Here are the questions we considered in today’s class. See if you can answer these (with algebraic solutions) for tomorrow’s lesson. GeoGebra will be useful to check you answers, and to give you some insight into the question if you get stuck.

  1. Find a vector normal to both
    \[\vec{a}=\begin{bmatrix}1\\2\\-2\end{bmatrix} \text{ and }\vec{b}=\begin{bmatrix}3\\4\\1\end{bmatrix}.\]
  2. a) Find a vector normal to the plane \[\vec{r}=\begin{bmatrix}1\\4\\-2\end{bmatrix} +\lambda \begin{bmatrix}1\\1\\-1\end{bmatrix} + \mu \begin{bmatrix}-3\\1\\2\end{bmatrix}\] b) Using your answer to part a), can you find the distance of the point \(A(1, 1, 1)\) to the given plane?

Planes

Try to complete the following questions for our lesson on Monday.

  1. Find a vector equation of the plane passing through \(A(1,2,3)\), \(B(3,1,-2)\), and \(C(4,4,4)\).
  2. Find a vector equation of the plane with Cartesian equation \(3x+2y-z=1\).
  3. Find a vector equation of the plane containing the line \[\vec{r}=\begin{bmatrix}-1\\-1\\4\end{bmatrix}+\lambda \begin{bmatrix}-2\\1\\1\end{bmatrix}\] and passing through the point \(A(6,-3,2)\).

Lines in 3D

Try to complete the following questions for Monday’s lesson.

  1. Find the distance of the point  \(A(-1,1,2)\) to the line \[\displaystyle{\vec{r}=\begin{bmatrix}1\\-2\\3\end{bmatrix}+\lambda \begin{bmatrix}-2\\1\\1\end{bmatrix}}\]
  2. The lines below intersect at a point \(A\).
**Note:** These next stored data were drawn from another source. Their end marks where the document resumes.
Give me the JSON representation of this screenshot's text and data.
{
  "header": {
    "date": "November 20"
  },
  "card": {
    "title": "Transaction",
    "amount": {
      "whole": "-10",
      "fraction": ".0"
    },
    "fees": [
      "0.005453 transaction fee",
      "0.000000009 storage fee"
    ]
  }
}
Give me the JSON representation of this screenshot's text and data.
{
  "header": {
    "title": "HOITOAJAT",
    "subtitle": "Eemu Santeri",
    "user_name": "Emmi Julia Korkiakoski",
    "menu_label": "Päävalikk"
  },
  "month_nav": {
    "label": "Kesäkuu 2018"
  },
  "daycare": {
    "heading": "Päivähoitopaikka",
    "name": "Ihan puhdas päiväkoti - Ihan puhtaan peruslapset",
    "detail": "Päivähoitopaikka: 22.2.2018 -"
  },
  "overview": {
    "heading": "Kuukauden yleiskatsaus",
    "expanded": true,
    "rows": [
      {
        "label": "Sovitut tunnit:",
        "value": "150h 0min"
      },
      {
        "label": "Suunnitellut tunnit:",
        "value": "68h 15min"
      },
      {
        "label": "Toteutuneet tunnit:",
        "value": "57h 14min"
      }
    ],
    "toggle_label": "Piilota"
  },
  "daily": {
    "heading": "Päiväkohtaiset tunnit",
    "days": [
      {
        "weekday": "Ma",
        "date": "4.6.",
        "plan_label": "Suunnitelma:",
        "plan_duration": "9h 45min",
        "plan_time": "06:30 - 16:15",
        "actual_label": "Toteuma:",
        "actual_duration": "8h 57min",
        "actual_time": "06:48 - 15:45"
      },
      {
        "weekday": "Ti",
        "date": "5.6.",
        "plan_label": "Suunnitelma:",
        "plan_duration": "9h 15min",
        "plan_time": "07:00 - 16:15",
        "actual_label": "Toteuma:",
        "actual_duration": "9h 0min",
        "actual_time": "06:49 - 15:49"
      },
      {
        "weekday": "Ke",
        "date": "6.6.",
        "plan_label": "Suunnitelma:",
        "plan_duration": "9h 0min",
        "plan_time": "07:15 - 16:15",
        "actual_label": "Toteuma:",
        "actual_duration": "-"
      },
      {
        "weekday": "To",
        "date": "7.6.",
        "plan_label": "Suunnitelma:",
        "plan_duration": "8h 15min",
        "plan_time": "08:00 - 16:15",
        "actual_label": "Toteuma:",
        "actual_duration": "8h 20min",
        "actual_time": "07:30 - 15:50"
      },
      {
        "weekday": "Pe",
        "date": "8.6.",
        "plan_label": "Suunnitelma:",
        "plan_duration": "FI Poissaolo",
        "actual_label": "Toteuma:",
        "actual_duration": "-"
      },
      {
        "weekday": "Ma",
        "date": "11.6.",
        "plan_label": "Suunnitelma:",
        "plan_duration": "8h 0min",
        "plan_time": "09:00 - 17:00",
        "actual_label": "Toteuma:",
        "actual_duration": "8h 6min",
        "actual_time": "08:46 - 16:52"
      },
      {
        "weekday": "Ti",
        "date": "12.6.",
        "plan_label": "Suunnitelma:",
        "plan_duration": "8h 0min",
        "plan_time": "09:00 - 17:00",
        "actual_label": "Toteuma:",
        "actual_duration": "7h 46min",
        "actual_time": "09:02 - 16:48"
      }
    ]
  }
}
Use an algebraic method to find the coordinates of  \(A\), then verify your answer using GeoGebra.
    \[L_1: \vec{r}=\begin{bmatrix}-1\\-1\\4\end{bmatrix}+\lambda \begin{bmatrix}-2\\1\\1\end{bmatrix}\] \[L_2: \vec{r}=\begin{bmatrix}-2\\0\\7\end{bmatrix}+\lambda \begin{bmatrix}-6\\4\\8\end{bmatrix}\]
  3. In 2D, any two non-parallel lines will have a point of intersection. In 3D, two lines can be non-parallel and have no point of intersection; such lines are called skew lines.
    Show that \(L_1\) from question 2 and \(L_3\) below are skew lines.
    \[L_3: \vec{r}=\begin{bmatrix}-2\\5\\12\end{bmatrix}+\lambda \begin{bmatrix}-6\\4\\8\end{bmatrix}\]
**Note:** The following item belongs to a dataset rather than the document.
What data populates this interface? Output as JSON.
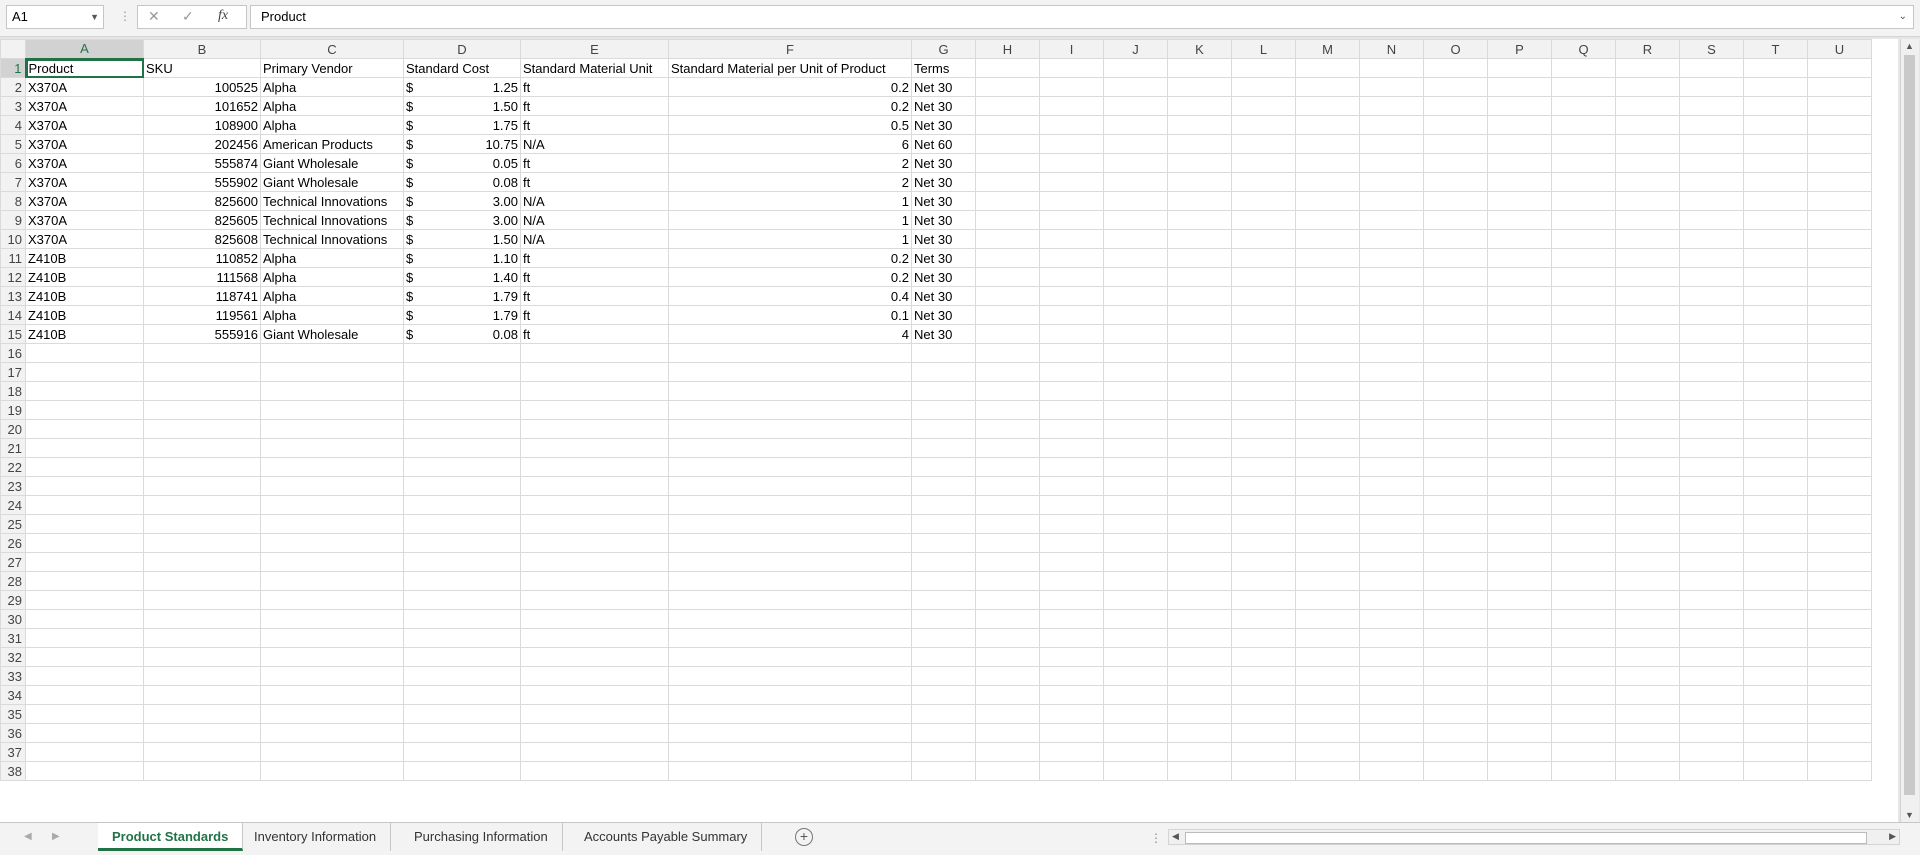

Vector Equations of Lines 3

Find the distance of the point \(A(-3,1)\) to the line
\[\displaystyle{\vec{r}=\begin{bmatrix}1\\2\end{bmatrix}+\lambda \begin{bmatrix}-2\\3\end{bmatrix}}\]
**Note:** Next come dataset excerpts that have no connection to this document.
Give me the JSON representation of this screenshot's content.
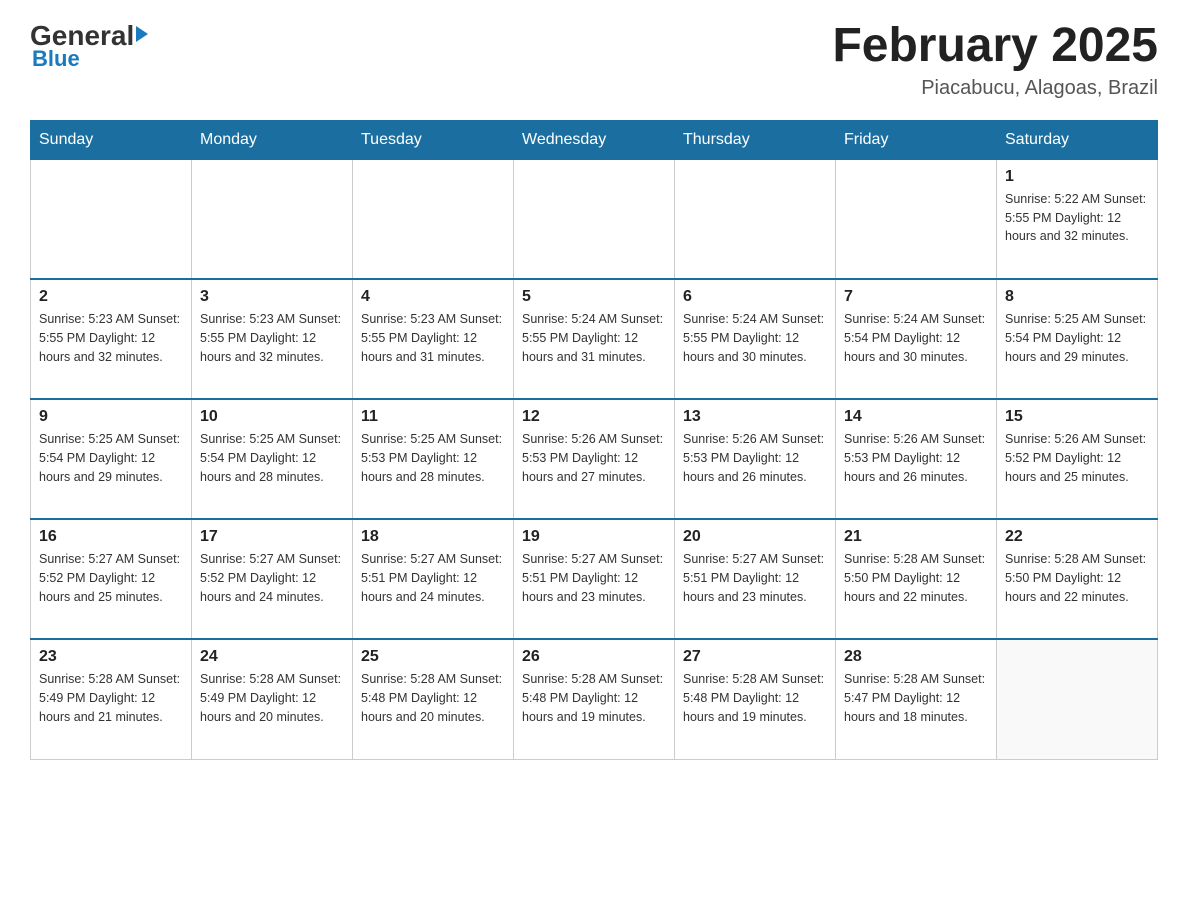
{
  "header": {
    "logo_general": "General",
    "logo_blue": "Blue",
    "month_title": "February 2025",
    "location": "Piacabucu, Alagoas, Brazil"
  },
  "weekdays": [
    "Sunday",
    "Monday",
    "Tuesday",
    "Wednesday",
    "Thursday",
    "Friday",
    "Saturday"
  ],
  "weeks": [
    [
      {
        "day": "",
        "info": ""
      },
      {
        "day": "",
        "info": ""
      },
      {
        "day": "",
        "info": ""
      },
      {
        "day": "",
        "info": ""
      },
      {
        "day": "",
        "info": ""
      },
      {
        "day": "",
        "info": ""
      },
      {
        "day": "1",
        "info": "Sunrise: 5:22 AM\nSunset: 5:55 PM\nDaylight: 12 hours and 32 minutes."
      }
    ],
    [
      {
        "day": "2",
        "info": "Sunrise: 5:23 AM\nSunset: 5:55 PM\nDaylight: 12 hours and 32 minutes."
      },
      {
        "day": "3",
        "info": "Sunrise: 5:23 AM\nSunset: 5:55 PM\nDaylight: 12 hours and 32 minutes."
      },
      {
        "day": "4",
        "info": "Sunrise: 5:23 AM\nSunset: 5:55 PM\nDaylight: 12 hours and 31 minutes."
      },
      {
        "day": "5",
        "info": "Sunrise: 5:24 AM\nSunset: 5:55 PM\nDaylight: 12 hours and 31 minutes."
      },
      {
        "day": "6",
        "info": "Sunrise: 5:24 AM\nSunset: 5:55 PM\nDaylight: 12 hours and 30 minutes."
      },
      {
        "day": "7",
        "info": "Sunrise: 5:24 AM\nSunset: 5:54 PM\nDaylight: 12 hours and 30 minutes."
      },
      {
        "day": "8",
        "info": "Sunrise: 5:25 AM\nSunset: 5:54 PM\nDaylight: 12 hours and 29 minutes."
      }
    ],
    [
      {
        "day": "9",
        "info": "Sunrise: 5:25 AM\nSunset: 5:54 PM\nDaylight: 12 hours and 29 minutes."
      },
      {
        "day": "10",
        "info": "Sunrise: 5:25 AM\nSunset: 5:54 PM\nDaylight: 12 hours and 28 minutes."
      },
      {
        "day": "11",
        "info": "Sunrise: 5:25 AM\nSunset: 5:53 PM\nDaylight: 12 hours and 28 minutes."
      },
      {
        "day": "12",
        "info": "Sunrise: 5:26 AM\nSunset: 5:53 PM\nDaylight: 12 hours and 27 minutes."
      },
      {
        "day": "13",
        "info": "Sunrise: 5:26 AM\nSunset: 5:53 PM\nDaylight: 12 hours and 26 minutes."
      },
      {
        "day": "14",
        "info": "Sunrise: 5:26 AM\nSunset: 5:53 PM\nDaylight: 12 hours and 26 minutes."
      },
      {
        "day": "15",
        "info": "Sunrise: 5:26 AM\nSunset: 5:52 PM\nDaylight: 12 hours and 25 minutes."
      }
    ],
    [
      {
        "day": "16",
        "info": "Sunrise: 5:27 AM\nSunset: 5:52 PM\nDaylight: 12 hours and 25 minutes."
      },
      {
        "day": "17",
        "info": "Sunrise: 5:27 AM\nSunset: 5:52 PM\nDaylight: 12 hours and 24 minutes."
      },
      {
        "day": "18",
        "info": "Sunrise: 5:27 AM\nSunset: 5:51 PM\nDaylight: 12 hours and 24 minutes."
      },
      {
        "day": "19",
        "info": "Sunrise: 5:27 AM\nSunset: 5:51 PM\nDaylight: 12 hours and 23 minutes."
      },
      {
        "day": "20",
        "info": "Sunrise: 5:27 AM\nSunset: 5:51 PM\nDaylight: 12 hours and 23 minutes."
      },
      {
        "day": "21",
        "info": "Sunrise: 5:28 AM\nSunset: 5:50 PM\nDaylight: 12 hours and 22 minutes."
      },
      {
        "day": "22",
        "info": "Sunrise: 5:28 AM\nSunset: 5:50 PM\nDaylight: 12 hours and 22 minutes."
      }
    ],
    [
      {
        "day": "23",
        "info": "Sunrise: 5:28 AM\nSunset: 5:49 PM\nDaylight: 12 hours and 21 minutes."
      },
      {
        "day": "24",
        "info": "Sunrise: 5:28 AM\nSunset: 5:49 PM\nDaylight: 12 hours and 20 minutes."
      },
      {
        "day": "25",
        "info": "Sunrise: 5:28 AM\nSunset: 5:48 PM\nDaylight: 12 hours and 20 minutes."
      },
      {
        "day": "26",
        "info": "Sunrise: 5:28 AM\nSunset: 5:48 PM\nDaylight: 12 hours and 19 minutes."
      },
      {
        "day": "27",
        "info": "Sunrise: 5:28 AM\nSunset: 5:48 PM\nDaylight: 12 hours and 19 minutes."
      },
      {
        "day": "28",
        "info": "Sunrise: 5:28 AM\nSunset: 5:47 PM\nDaylight: 12 hours and 18 minutes."
      },
      {
        "day": "",
        "info": ""
      }
    ]
  ],
  "colors": {
    "header_bg": "#1a6fa0",
    "header_text": "#ffffff",
    "border": "#cccccc",
    "accent": "#1a7abf"
  }
}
using the method outlined below.

  1. Find an expression for an arbitrary point \(D\) on the given line.
  2. Using the expression you’ve produced, find a general expression for the vector \(\overrightarrow{AD}\).
  3. Where \(\vec{b}\) is the direction vector of the given line, use the dot product \(\overrightarrow{AD}\cdot\vec{b}\) to find the coordinates of the point on the line closest to \(A\). Hence, find the distance from \(A\) to the line.

Vector Equations of Lines 2

Complete the following question for our lesson tomorrow. In the first instance, use the Cartesian equation to find your solution, then see of you can find a vector-based solution to the same problem.

Find the distance of the point \(A(1,3)\) to the line
\[\displaystyle{\vec{r}=\begin{bmatrix}4\\2\end{bmatrix}+\lambda \begin{bmatrix}4\\1\end{bmatrix}}\]